幸好他考得相當不錯,讓他所犧牲的種種變得有意義,他才能不計較紅腫的雙眼、黑黑的眼圈與泛青的肌膚,說真的,他看起來真是——恐怖極了。
一定要贏芹娃,一定要!否則他的犧牲就太不值得了!他等著成績發表的那天,得以雪恥的朝她耀武揚威一番,心高氣傲的看著地匍匐在地,認輸求饒。雖然以她驕傲的個性看來,她絕不會表現出認輸的遜姿。
反正不管她怎麼做,他都奚落定啦!
楱桐想得心都浮了,他放滿一缸子熱水,倒幾滴花精和沐浴精,洗淨身體與臉孔,緩緩將疲憊不堪的身子浸泡在溫暖的熱水裡,伸手拎過一瓶人參敷面膏,仔仔細細塗著臉蛋,舒服的靠進水裡。
恐怕得費些心思才能把完全變樣的面容救回來。
尤其是瘦得像骷髏的面頰和身材,得吃些補湯生肉,臉已經長得像女孩子,可不願連身材都像。

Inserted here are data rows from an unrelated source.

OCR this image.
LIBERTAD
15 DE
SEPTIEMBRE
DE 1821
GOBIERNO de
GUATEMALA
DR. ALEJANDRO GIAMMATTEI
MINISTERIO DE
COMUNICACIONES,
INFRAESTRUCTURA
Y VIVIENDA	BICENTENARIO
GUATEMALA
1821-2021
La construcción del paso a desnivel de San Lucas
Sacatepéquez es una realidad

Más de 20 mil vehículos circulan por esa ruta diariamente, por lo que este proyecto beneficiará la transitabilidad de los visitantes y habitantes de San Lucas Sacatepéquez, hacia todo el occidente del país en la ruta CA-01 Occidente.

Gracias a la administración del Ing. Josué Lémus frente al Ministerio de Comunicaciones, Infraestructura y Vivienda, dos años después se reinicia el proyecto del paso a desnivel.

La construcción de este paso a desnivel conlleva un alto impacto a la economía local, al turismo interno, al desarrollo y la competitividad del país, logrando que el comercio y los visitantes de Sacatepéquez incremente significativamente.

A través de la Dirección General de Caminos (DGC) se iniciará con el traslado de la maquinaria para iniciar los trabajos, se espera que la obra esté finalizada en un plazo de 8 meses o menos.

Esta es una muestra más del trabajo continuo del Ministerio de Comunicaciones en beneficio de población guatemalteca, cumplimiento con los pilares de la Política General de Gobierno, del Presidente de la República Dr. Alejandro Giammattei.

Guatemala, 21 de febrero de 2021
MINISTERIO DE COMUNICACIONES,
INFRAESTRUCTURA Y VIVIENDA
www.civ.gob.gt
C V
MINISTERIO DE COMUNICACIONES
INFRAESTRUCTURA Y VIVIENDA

穿著一件鐵灰色亮綢短衣和白色短褲,楱桐打算出門吃頓豐富美味的晚餐,犒賞自己數天的辛勞,無巧不巧,有事想找卻偏尋不著的人,竟一個個回巢。楱桐本只是假意詢問她們要下要一同出去,結果——
「妁珊,你最近怎麼回事?好像都沒回家喔?而且精神不濟的樣子,發生什麼事?」亞穗雖然忙著她另一半的事,對朋友的關心仍末稍減。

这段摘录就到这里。